Almost every lawyer who goes before the Supreme Court has at least one sizable hole in their argument. After all, if the questions were clear-cut, the case would have been resolved in the lower courts. But there are holes, and then there are holes.
In the transgender sports cases heard at the Supreme Court on Tuesday, attorneys for the trans athletes spent much of their time trying to skirt a sinkhole the size of Atlanta. The court was weighing whether laws in two states banning trans athletes from competing in women’s sports violates their civil rights.
“For equal protection purposes,” Justice Samuel Alito asked Kathleen Hartnett, the attorney representing a Boise State University cross-country runner, “what does it mean to be a boy or a girl or a man or a woman?”
“We do not have a definition for the court,” Hartnett said.
It was a moment made for social media, and it attracted immediate ridicule. But it was only one of several such exchanges, none of which helped the trans inclusion cause. As Alito asked in his follow-up, “How can a court determine whether there’s discrimination on the basis of sex without knowing what sex means for equal protection purposes?”
Excellent question! And one that trans rights activists have avoided for years.
Consider the Lambda Legal conversation guide released before oral arguments. It suggests that people respond to reasonable questions such as “How can it be fair (or safe) for a girl to compete against a boy?” with psychotherapy prompts such as “What do you think matters most in sports?” or “Have you ever been left out just because of who you are?” This exercise in evasion is political and legal malpractice.
A forthright argument is the better tactic. Same-sex marriage advocates won by convincing the public of three propositions: That gay people were born that way, not making a “lifestyle choice”; that excluding them from marriage was therefore unfair; and that giving gay people the same marriage rights as everyone else was good for them and didn’t hurt anyone else.

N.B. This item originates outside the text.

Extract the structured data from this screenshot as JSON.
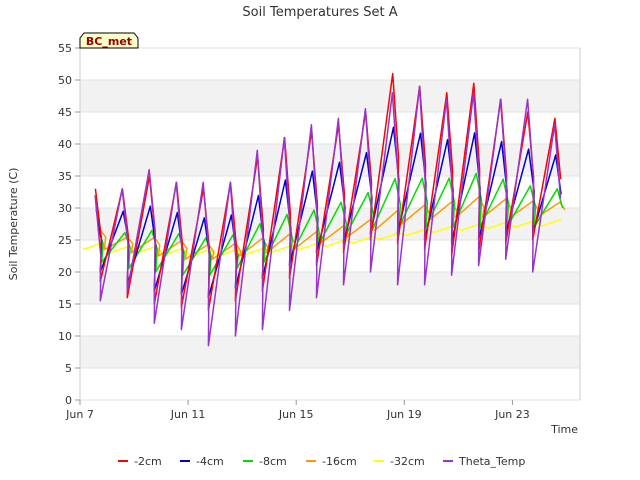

A parallel process for trans inclusion in sports would have consisted of convincing people either that women’s sports reflect a social distinction, not a biological one; that trans inclusion takes precedence over creating a level playing field for biological females; or that trans women are biologically indistinguishable from cisgender women. All were tried. None worked.
The public was not receptive to the idea that females should step back and give males more opportunities to win athletic competitions. As more trans women competed and won in women’s sports, it became harder to argue that there was no residual advantage.
The fallback strategy was to suggest that it’s naive to think in terms of biological binaries. Sex is a social construct, a spectrum, an incomprehensible mystery, like the inner workings of the Holy Trinity. Like all sacred mysteries, it is knowable not by any outward signs, but by inward revelation, and a person’s testimony to their own gnostic experience must be taken on faith by the rest of us.
The most obvious problem with this argument is that it’s not so much an argument for trans inclusion as it is for abolishing women’s sports. What is the point of having a competition that excludes cisgender men but puts Lia Thomas, a transgender woman, and Iszac Henig, a transgender man, in the pool with cisgender women?
The law requires clear definitions, not ecstatic invocations of the infinite complexity of human experience. For most normal people, asking whether we can even know what a woman is doesn’t make you look wise and compassionate; it makes you look crazy. No wonder Republican senators keep asking progressives at hearings some version of this question: “What is a woman?”
None found a good answer, which could not be evaded by dressing a senator down for transphobia, nor by challenging the premise of the question, nor by pleading ignorance. “I’m not a biologist,” Ketanji Brown Jackson said during her confirmation hearing for the Supreme Court. Afraid to suggest that biology might matter more than gender identity, not quite brave enough to assert the opposite, they instead made themselves look foolish. As did writers and scientists who started insisting that even the idea of two sexes was simplistic and unscientific.
This worked among college-educated elites, bolstered by the fear of being called a bigot. But tragically, the more trans rights advanced, the more popular support retreated. A clean compromise was available, similar to the compromise we made on women’s sports: treat males and females as interchangeable in contexts where biology is irrelevant or minor, while reserving segregated spaces for contexts where it is not. Advocates rejected that compromise in favor of an insistence that gender identity always trumps biology. The risk of all-or-nothing arguments is that they often end with nothing.